Astonishingly, this no longer seems so impossible.
Yours Faithfully,
Joakim
Joakim, old friend,
You astonish me! All your
words, all your thoughts on the matter, yet still you choose to dance round the one subject that you must be burning to broach. Inclusivity and exclusivity. Yes, well, how does a Jew answer that one? The Chosen People is not a casual term, after all.
Am I being blasphemous in posing the notion that ‘chosen’ is singular only in the specific? That many peoples can therefore be ‘chosen’? That to be Chosen is to acknowledge the continuity of cultural history, of blood-lines, in such a manner as to elevate the very essence of self-identity? To be a Chosen People is as much a responsibility as it is a privilege—but isn’t it interesting how questions of interpretation ultimately pale in the face of the Big Question?
Are we still with God? Is God still with us?
For too long in our collective history, our notions of faith have been contracting, in the proliferation of schism, sectarianism, an endless process of division and subdivision, all bound to the interpretive sphere of what God wants from us. And where has that left us? Woefully unprepared to even so much as consider a fundamental expansion of faith. Trapped in our language of tenets, proscriptions and prescriptions that define the very essence of debate in our exclusively human sphere, we never once gave serious consideration to what might happen should that sphere cease to be exclusively human.
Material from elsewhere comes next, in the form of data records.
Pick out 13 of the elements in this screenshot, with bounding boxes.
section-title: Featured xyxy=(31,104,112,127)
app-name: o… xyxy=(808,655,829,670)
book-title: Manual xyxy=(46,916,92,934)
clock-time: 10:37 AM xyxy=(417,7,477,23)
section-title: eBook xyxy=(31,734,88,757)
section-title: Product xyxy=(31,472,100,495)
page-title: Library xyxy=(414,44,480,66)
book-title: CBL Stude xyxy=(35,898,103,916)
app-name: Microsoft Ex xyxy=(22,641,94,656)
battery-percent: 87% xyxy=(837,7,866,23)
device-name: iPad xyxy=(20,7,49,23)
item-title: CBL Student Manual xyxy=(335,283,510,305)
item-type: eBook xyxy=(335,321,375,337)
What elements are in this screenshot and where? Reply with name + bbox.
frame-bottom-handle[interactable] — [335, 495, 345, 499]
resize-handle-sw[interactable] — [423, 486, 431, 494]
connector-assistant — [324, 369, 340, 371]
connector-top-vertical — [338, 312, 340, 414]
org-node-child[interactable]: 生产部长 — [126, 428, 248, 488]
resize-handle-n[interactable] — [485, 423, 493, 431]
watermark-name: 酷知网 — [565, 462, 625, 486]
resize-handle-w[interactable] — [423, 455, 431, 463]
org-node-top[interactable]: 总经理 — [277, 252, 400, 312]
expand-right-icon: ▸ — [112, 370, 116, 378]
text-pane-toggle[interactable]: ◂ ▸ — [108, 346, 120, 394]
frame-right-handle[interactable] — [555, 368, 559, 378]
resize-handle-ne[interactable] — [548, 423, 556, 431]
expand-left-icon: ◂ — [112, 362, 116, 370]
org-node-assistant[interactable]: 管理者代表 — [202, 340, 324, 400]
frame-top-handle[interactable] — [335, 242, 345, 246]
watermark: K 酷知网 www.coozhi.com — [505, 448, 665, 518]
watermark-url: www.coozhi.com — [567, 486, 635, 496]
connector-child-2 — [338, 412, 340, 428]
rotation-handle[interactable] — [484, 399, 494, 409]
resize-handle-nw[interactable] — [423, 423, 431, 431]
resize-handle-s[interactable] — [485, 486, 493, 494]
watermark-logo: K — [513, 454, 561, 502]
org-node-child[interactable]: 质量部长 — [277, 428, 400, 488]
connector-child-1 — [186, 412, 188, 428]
What comes of this? Yet more fractionalization, as the world shrinks to a navel? Tempests in the tea-cup, with the table’s length now stretching into infinity.
Ah, old friend, what future sorrows now await us?
Affectionately yours
Ira
My Dear Ira,
I admit that the divisiveness occurring in the United States prior to the ET intervention (can we call it that? Is this not a most firm hand, crashing down to shake human-ity’s crowded table?) was leading me to despair. And I well recall your notes of alarm sounded on behalf of Jews resident in your country, not to mention all other minorities, be they of a particular skin color or religion (or gender!) in the wake of your country’s last two elections. We seemed to be headed into troubled times, my friend.